Several Dixon-type MR imaging methods have been proposed in recent years. Apart from different strategies for the water-fat separation, the known techniques are mainly characterized by the specific number of echoes (or points) they acquire and by the constraints that they impose on the used echo times. Conventional so-called two- and three-point methods require in-phase and opposed-phase echo times at which the water and fat signals are parallel and antiparallel in the complex plane, respectively. Three-point methods have gradually been generalized to allow flexible echo times. Thus, they do not restrict the angle or phase between the water and fat signals at the echo times to certain values anymore. In this way, they provide more freedom in imaging sequence design and enable in particular a trade-off between signal-to-noise ratio (SNR) gains from the acquisition and SNR losses in the separation. Sampling only two instead of three echoes is desirable to reduce scan time. However, constraints on the echo times may actually render dual-echo acquisitions slower than triple-echo acquisitions. Eggers et al. (Magnetic Resonance in Medicine, 65, 96-107, 2011) have proposed a dual-echo flexible Dixon-type MR imaging method which enables the elimination of such constraints.

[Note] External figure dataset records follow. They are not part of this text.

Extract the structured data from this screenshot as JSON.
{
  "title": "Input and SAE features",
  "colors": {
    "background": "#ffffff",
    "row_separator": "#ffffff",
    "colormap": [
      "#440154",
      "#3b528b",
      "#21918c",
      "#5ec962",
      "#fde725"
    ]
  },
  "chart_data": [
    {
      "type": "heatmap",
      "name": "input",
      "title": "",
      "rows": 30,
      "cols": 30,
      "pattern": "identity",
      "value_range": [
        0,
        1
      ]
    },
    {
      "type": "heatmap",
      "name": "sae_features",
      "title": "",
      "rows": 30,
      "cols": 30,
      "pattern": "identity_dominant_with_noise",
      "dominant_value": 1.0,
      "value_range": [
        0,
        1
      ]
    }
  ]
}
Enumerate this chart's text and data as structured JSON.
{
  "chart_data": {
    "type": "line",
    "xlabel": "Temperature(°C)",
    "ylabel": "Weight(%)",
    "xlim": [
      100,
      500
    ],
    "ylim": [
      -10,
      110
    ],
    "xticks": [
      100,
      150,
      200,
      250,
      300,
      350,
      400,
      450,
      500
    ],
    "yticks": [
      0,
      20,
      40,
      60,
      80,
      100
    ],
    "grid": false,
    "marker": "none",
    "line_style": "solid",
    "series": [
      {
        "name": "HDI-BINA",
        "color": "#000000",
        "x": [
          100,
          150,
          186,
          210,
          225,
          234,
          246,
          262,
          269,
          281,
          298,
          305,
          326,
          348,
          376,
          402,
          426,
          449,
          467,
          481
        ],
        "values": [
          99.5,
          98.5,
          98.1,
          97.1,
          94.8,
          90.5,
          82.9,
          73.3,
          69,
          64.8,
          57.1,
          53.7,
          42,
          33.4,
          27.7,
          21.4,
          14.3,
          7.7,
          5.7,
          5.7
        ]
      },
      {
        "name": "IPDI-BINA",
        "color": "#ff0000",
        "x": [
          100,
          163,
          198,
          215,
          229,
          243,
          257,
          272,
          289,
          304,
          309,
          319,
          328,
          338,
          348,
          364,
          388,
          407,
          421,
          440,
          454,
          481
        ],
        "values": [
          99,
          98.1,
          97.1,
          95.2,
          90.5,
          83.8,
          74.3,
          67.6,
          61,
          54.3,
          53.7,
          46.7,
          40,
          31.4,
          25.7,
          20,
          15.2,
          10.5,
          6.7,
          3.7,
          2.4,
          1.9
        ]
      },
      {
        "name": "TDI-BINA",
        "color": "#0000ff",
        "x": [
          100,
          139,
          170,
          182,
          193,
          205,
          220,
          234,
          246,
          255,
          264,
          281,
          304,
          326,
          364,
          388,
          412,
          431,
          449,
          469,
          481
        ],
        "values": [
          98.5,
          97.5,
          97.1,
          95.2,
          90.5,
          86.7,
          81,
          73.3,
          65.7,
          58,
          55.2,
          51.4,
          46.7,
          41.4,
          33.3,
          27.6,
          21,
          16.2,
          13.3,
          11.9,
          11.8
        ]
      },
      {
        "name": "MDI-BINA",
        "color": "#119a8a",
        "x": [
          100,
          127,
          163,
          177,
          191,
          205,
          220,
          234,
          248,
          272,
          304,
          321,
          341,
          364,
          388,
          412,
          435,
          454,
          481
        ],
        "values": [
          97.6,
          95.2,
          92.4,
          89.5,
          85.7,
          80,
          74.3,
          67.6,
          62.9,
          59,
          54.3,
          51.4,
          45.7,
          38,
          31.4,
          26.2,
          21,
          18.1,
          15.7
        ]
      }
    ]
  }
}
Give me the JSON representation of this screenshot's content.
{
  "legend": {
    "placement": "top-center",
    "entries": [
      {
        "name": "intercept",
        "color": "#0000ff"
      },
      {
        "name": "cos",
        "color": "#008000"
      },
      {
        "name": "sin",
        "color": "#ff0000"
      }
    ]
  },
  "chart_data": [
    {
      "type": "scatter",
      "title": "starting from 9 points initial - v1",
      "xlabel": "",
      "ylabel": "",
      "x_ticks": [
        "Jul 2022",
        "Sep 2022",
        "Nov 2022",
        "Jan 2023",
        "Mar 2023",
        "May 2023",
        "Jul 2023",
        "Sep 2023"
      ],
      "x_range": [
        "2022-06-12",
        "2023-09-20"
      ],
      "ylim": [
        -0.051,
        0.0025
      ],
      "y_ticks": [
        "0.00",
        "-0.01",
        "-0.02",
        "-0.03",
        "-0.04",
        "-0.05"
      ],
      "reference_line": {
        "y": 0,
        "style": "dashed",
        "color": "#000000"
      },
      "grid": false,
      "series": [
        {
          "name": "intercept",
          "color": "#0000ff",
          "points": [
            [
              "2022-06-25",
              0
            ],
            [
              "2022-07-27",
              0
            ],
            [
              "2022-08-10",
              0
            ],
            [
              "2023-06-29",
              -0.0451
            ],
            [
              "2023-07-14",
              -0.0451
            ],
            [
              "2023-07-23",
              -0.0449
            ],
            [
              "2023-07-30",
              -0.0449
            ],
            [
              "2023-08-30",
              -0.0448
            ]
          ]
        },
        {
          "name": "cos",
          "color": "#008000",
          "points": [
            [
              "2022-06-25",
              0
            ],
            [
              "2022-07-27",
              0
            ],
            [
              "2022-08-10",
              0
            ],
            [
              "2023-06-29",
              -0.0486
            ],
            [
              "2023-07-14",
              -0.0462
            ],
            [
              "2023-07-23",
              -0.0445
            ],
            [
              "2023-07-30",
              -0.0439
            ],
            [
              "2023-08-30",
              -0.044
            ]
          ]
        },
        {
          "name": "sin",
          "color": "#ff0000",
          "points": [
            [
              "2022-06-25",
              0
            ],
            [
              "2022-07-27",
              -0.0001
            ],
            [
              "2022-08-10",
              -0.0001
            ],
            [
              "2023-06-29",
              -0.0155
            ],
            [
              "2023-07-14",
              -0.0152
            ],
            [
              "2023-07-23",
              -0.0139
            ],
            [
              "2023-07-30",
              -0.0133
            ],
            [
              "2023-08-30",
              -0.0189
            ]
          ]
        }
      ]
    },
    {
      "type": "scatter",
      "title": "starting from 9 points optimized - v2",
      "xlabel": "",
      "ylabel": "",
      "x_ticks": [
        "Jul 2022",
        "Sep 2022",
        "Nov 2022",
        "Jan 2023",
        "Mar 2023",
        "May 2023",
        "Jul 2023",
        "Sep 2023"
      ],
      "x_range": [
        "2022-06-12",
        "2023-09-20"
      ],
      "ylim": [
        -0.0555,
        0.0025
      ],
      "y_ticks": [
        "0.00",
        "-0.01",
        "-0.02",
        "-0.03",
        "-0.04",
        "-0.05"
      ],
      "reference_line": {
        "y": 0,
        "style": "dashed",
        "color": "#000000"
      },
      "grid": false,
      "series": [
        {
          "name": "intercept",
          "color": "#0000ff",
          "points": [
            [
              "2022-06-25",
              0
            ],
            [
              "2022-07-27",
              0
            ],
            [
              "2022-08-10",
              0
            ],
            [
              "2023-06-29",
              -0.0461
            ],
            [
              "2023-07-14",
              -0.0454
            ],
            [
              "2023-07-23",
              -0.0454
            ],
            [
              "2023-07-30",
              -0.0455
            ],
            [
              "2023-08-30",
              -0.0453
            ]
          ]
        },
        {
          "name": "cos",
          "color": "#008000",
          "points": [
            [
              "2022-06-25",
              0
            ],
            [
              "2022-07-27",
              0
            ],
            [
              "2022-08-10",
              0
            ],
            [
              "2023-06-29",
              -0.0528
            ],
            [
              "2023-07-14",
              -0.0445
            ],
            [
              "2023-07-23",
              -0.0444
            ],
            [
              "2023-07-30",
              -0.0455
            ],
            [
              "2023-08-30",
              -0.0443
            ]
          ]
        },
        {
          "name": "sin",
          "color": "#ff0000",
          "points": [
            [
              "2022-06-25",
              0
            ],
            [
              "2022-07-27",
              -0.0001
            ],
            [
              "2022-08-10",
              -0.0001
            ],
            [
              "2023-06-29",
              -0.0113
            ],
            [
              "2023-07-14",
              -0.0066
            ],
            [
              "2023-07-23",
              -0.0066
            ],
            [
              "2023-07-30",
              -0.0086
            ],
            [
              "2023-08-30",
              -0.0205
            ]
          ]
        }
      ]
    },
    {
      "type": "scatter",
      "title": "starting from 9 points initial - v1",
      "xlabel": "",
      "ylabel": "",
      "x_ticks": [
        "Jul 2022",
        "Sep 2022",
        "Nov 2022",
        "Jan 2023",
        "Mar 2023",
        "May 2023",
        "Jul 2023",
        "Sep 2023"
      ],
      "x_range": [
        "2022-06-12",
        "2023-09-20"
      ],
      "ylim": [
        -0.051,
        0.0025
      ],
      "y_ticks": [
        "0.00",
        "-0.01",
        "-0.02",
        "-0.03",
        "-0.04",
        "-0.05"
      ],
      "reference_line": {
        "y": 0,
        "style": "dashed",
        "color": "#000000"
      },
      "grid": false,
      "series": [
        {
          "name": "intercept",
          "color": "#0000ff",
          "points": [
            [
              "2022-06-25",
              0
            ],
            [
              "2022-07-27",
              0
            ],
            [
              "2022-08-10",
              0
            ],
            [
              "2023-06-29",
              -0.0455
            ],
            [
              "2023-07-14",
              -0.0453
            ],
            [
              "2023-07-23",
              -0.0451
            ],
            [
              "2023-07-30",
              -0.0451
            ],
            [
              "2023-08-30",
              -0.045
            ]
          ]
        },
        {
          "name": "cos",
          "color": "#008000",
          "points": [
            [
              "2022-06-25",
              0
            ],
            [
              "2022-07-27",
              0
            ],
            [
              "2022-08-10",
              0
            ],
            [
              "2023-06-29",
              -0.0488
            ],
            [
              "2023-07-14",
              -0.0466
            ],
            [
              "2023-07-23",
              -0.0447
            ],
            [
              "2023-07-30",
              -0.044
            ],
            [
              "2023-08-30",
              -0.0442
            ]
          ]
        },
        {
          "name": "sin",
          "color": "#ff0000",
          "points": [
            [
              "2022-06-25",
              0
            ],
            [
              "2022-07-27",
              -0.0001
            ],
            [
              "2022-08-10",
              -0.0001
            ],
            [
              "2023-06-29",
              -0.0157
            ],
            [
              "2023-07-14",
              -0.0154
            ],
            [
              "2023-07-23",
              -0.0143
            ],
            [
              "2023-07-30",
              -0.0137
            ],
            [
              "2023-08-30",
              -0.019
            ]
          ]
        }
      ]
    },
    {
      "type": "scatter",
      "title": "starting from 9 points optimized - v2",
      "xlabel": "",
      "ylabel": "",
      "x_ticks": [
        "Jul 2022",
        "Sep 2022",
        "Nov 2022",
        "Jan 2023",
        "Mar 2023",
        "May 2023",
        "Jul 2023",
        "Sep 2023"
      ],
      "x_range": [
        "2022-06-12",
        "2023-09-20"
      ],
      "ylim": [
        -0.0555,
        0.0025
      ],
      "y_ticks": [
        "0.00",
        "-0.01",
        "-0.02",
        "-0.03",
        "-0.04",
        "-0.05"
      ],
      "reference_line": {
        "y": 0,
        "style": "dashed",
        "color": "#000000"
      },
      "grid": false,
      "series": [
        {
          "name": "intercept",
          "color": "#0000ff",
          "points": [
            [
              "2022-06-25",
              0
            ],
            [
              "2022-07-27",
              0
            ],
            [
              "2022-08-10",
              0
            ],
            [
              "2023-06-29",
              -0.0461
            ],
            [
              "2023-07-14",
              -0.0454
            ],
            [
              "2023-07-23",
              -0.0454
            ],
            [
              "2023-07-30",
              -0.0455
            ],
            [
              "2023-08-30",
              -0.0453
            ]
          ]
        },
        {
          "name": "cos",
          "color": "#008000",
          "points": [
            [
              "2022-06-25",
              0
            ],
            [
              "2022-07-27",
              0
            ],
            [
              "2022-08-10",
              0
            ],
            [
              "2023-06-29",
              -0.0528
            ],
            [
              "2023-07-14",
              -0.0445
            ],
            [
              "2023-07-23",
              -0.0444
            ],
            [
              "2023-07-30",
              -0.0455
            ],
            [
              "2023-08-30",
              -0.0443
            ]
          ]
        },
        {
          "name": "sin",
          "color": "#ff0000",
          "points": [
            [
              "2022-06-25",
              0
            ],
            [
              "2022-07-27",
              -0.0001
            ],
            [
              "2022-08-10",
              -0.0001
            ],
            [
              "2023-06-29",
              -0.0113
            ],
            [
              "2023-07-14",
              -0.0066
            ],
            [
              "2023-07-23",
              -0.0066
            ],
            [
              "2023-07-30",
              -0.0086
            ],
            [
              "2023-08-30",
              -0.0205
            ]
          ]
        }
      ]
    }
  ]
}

Using such Dixon-type MR imaging methods with more flexible echo times, in-phase and opposed-phase images are no longer necessarily acquired, but optionally synthesized from water and fat images.
However, the in-phase and out-of-phase images acquired (or synthesized) in the afore-described Dixon-type MR imaging methods suffer from a poor SNR as compared to the water and fat images obtained with these methods. This is due to an averaging effect commonly quantified by the effective number of signal averages (NSA) from which the water and fat images resulting from the Dixon water-fat separation usually benefit, but not acquired in-phase and out-of-phase images, and not or only to a lesser extent synthesized in-phase and out-of-phase images. Moreover, the in-phase images acquired (or synthesized) in the afore-described Dixon-type MR imaging methods suffer from a poor SNR as compared to in-phase images acquired by means of separate, tailored, non-Dixon-type MR imaging methods. A comparable SNR would often only be achievable in prohibitively long scan times.
From the foregoing it is readily appreciated that there is a need for an improved technique for Dixon-type MR imaging. It is consequently an object of the invention to provide a method that enables Dixon water-fat separation with high SNR in particular in the acquired (or synthesized) in-phase images.